En aquel tiempo, mientras Jesús hablaba, se acercó un jefe de los judíos que se arrodilló ante él y le dijo: «Mi hija acaba de morir. Pero ven tú, impón tu mano sobre ella y vivirá».
Jesús se levantó y lo siguió con sus discípulos. Entre tanto, una mujer que sufría flujos de sangre desde hacía doce años, se le acercó por detrás y le tocó la orla del manto, pensando que con solo tocarle el manto se curaría.
Jesús se volvió y, al verla le dijo: «¡Animo, hija! Tu fe te ha curado».
Y en aquel momento quedó curada la mujer.
Jesús llegó a casa de aquel jefe y, al ver a los flautistas y el alboroto de la gente, dijo: «¡Retiraos! La niña no está muerta, está dormida».
Se reían de él.
Cuando echaron a la gente, entró él, cogió a la niña de la mano, y ella se levantó. La noticia se divulgó por toda aquella comarca. (Mateo 9, 18-26)

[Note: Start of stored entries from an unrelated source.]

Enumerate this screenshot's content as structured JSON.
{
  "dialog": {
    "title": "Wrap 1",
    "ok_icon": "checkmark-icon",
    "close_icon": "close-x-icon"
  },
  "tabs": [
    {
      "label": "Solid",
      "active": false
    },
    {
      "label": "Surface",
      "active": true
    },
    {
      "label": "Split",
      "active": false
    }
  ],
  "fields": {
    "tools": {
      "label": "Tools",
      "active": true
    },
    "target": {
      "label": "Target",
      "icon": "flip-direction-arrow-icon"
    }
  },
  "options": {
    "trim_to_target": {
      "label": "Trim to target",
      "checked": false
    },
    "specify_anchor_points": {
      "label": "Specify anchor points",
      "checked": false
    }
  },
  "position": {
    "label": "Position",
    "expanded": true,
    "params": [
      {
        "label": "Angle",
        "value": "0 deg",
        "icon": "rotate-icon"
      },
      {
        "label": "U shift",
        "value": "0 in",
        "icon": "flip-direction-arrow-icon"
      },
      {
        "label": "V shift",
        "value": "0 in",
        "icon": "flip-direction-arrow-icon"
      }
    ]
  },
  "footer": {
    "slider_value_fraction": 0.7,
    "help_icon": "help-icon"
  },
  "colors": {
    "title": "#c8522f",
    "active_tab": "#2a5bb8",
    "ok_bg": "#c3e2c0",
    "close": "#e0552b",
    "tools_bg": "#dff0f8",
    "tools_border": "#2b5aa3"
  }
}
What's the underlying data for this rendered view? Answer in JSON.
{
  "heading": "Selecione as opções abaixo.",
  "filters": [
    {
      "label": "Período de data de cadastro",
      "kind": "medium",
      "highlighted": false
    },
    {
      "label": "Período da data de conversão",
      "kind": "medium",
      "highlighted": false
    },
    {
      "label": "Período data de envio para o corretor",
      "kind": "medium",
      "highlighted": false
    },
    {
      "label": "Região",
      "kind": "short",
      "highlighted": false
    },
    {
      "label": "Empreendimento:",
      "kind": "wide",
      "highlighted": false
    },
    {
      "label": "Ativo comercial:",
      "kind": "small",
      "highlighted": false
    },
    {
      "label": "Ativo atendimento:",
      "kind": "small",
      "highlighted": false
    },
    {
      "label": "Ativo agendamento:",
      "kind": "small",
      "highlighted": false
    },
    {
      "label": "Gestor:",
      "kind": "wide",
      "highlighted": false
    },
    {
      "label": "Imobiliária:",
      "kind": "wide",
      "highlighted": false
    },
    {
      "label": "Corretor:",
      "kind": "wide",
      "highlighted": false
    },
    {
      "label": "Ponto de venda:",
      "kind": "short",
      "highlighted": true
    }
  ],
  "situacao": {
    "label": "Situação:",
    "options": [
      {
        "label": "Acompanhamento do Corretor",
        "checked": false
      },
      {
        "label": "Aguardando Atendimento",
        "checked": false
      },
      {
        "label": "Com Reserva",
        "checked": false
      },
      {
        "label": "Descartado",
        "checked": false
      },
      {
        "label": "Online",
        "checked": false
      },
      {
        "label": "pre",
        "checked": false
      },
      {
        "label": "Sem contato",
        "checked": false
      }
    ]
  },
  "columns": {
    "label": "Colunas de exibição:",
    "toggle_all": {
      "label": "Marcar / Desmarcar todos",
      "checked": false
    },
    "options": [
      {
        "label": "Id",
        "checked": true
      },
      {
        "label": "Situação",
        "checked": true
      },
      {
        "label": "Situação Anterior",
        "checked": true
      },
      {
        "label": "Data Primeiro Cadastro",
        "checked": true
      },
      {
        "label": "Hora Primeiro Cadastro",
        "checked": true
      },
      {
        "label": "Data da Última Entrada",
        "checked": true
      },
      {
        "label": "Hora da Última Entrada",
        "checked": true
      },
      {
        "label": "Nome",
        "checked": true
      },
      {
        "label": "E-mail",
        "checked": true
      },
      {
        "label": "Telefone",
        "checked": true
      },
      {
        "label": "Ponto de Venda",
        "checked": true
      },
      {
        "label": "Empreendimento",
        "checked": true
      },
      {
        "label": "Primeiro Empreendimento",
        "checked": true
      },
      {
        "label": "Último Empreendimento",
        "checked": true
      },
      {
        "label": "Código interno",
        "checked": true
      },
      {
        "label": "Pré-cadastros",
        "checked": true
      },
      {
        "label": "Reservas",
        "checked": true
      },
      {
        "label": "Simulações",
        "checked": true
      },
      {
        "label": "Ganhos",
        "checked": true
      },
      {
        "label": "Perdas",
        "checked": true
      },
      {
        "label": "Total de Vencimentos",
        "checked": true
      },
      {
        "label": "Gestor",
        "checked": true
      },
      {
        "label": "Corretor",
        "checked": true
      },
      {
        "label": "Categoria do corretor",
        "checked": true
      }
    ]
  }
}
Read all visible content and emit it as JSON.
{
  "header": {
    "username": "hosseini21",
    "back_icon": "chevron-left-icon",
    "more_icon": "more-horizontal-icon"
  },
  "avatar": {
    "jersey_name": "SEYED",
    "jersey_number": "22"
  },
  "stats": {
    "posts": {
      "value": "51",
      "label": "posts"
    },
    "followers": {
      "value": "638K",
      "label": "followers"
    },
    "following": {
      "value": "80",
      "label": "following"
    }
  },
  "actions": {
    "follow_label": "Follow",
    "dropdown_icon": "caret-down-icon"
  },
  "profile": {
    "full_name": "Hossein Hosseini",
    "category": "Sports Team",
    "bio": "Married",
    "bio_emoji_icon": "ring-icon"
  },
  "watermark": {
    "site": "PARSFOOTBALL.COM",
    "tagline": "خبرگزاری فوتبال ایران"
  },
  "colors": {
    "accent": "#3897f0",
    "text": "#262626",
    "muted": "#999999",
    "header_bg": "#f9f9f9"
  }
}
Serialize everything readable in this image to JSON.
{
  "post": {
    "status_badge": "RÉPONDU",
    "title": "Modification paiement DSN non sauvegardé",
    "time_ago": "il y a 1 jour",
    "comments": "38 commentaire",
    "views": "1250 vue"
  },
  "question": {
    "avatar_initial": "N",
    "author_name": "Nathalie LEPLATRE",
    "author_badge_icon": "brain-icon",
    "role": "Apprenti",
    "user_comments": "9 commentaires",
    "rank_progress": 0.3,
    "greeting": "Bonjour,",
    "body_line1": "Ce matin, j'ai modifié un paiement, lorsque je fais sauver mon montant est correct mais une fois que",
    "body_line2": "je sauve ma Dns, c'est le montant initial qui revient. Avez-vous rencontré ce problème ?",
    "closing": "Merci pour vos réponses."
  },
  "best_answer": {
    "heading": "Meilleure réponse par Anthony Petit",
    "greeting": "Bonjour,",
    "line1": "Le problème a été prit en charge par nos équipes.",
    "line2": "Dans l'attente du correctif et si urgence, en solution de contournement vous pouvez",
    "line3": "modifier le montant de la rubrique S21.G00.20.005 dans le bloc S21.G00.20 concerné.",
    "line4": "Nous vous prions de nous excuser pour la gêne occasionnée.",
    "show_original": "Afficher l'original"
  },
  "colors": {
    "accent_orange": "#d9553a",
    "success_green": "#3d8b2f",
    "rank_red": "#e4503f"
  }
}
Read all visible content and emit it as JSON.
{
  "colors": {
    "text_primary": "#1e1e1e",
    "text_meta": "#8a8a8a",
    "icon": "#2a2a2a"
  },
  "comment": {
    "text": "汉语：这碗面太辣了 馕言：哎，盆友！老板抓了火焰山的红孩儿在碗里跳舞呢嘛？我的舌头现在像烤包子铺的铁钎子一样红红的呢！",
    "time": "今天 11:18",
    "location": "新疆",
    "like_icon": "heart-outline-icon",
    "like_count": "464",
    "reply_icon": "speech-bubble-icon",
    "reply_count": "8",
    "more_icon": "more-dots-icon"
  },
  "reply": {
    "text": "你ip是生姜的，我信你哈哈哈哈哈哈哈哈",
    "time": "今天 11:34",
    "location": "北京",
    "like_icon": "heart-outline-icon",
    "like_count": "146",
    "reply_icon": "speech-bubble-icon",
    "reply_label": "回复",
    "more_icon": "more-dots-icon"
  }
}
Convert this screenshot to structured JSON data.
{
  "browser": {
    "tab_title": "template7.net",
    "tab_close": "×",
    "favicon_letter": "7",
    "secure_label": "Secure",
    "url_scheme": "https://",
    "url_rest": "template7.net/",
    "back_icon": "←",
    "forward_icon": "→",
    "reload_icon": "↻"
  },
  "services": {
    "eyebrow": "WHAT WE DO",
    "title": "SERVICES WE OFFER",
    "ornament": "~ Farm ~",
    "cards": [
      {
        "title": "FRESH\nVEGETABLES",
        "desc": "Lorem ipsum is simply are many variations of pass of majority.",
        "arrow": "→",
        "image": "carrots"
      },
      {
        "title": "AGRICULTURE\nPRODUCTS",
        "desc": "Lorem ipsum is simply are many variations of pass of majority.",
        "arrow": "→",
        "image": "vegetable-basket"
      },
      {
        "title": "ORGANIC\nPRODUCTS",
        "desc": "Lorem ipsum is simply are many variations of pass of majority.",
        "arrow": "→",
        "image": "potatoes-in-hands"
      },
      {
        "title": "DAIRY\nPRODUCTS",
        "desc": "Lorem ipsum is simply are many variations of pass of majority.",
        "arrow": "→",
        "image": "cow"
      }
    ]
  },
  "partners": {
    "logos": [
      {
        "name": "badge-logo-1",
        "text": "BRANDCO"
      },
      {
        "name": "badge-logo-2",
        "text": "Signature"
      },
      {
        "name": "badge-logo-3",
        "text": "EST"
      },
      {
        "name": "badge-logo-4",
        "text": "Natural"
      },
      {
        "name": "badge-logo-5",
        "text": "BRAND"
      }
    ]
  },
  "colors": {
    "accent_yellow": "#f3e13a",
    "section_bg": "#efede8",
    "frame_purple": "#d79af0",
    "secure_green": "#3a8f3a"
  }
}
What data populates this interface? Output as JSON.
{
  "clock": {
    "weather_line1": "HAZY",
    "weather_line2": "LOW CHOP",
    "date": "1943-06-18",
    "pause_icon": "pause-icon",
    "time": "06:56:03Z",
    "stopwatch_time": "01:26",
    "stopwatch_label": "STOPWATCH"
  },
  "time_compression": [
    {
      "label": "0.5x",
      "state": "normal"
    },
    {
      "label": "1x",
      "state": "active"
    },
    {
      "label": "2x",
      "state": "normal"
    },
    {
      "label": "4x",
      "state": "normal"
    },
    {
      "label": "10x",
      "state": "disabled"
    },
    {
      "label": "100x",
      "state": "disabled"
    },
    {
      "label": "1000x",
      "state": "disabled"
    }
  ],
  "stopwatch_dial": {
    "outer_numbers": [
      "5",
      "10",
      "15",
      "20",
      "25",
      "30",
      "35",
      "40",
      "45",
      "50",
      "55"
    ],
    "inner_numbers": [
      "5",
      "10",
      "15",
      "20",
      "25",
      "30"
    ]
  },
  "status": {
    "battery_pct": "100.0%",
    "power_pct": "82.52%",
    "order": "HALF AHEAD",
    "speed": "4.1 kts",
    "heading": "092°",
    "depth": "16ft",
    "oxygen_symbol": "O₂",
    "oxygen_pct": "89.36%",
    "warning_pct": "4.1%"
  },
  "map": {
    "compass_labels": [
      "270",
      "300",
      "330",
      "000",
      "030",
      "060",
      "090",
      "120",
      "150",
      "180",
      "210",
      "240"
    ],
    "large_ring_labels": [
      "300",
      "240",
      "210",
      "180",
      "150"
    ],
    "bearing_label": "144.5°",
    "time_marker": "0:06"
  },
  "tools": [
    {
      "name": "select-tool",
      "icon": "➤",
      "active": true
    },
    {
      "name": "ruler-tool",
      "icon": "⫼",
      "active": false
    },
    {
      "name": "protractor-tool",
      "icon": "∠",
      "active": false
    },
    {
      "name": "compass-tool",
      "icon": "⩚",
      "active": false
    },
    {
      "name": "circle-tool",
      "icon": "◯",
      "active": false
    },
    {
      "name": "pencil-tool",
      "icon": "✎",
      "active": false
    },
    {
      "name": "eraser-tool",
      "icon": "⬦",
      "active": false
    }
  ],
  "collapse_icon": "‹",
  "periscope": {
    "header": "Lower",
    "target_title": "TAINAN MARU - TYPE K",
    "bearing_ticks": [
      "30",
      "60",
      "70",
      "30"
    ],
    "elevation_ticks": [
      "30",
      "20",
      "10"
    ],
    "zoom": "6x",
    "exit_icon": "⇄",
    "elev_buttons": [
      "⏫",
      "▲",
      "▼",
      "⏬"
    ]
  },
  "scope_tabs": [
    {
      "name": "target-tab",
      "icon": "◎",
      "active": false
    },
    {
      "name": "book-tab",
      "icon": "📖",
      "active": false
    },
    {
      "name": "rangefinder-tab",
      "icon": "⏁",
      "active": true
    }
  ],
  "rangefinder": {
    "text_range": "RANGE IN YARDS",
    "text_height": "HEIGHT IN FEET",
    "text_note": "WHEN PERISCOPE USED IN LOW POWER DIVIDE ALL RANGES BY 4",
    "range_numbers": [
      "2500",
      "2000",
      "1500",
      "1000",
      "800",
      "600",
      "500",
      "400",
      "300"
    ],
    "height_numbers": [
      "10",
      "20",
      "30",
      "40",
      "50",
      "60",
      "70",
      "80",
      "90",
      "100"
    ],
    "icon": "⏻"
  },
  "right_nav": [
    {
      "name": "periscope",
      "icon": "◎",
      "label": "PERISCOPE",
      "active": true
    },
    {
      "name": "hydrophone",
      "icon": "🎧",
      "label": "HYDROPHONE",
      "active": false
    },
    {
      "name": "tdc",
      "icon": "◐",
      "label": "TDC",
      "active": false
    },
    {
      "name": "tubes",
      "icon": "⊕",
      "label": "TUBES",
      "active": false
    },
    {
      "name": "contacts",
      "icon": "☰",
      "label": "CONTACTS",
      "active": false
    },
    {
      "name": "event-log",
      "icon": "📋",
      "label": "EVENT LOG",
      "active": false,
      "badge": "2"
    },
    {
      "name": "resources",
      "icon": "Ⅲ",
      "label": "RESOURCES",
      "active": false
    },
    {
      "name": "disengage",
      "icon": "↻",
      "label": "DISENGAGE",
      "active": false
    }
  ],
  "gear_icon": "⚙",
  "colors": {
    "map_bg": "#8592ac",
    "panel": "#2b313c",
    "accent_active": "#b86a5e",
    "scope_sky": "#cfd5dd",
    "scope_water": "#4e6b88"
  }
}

Hoy me doy cuenta, ante esta palabra, el riesgo que tengo de convertir esa sabiduría que me está dando la Iglesia en mi caminar en un instrumento para buscar la solución a los problemas o enfermedades que me vayan surgiendo en mi vida. Para ser sinceros no sé porqué en este evangelio el «catequista» utiliza el número doce en la enfermedad de esta mujer. Bien es verdad que una de los significados más importantes sobre este número es el de la elección. Esta mujer ha pasado doce años siendo probada, viviendo en debilidad, perdiendo la vida. Un tiempo de gracia ya que en esos doce años ha experimentado «el absurdo», la impotencia, la «muerte»; ha intentado curarse por sí misma, sin éxito, pero no ha perdido la esperanza, la tensión por buscar una solución a su vida -la fe-, y esto le ha llevado a reconocer a Aquel que tenía el poder de curarla.
Asimismo, Marcos en su evangelio, al hablar de estos milagros, dice que la hija de este magistrado tenía doce años. Para este importante judío no importó lo que podía perder al acudir a aquel que era criticado por el núcleo principal de los más significativos «maestros» sino que al serle revelado quién era Jesús se arrodilló con la seguridad de que podría devolver la vida a su hija. ¡Qué pequeño me siento ante este evangelio! En esta breve lectura se encuentra la experiencia de Pablo, camino de Damasco, cuando se encontró con Jesucristo y que expuso con vehemencia en Antioquía ante Pedro y los apóstoles cuando se sentían condicionados por todas las leyes judías (Gal 2, 11-21).
¿Qué me hace a mí cristiano? ¿Qué o quién me justifica? ¿El rito del bautismo, mis obras piadosas, el invertir muchas horas en la parroquia, mi fidelidad a las normas de la Iglesia, el pertenecer a un grupo de peso en el catolicismo? Todo eso -dirá san Pablo- lo perdí y todo lo considero basura con tal de ganar a Cristo (Flp 3,v 8b). Esta mujer enferma y este magistrado con su hija han sabido entrar en su historia al reconocer el tiempo de su elección, para ganar, por la fe, mucho más que la curación física: el Mesías, el Hijo de Dios hecho hombre. Muchos son los llamados –dirá el Señor– pero pocos los elegidos (Mt 22, 14). Esta palabra me llama a velar, a defender mi fe, a levantar los ojos de mi «ombligo» para poder descubrir mi tiempo y tener un encuentro de VIDA con el Resucitado para pasar de ser «llamado» a ser «elegido».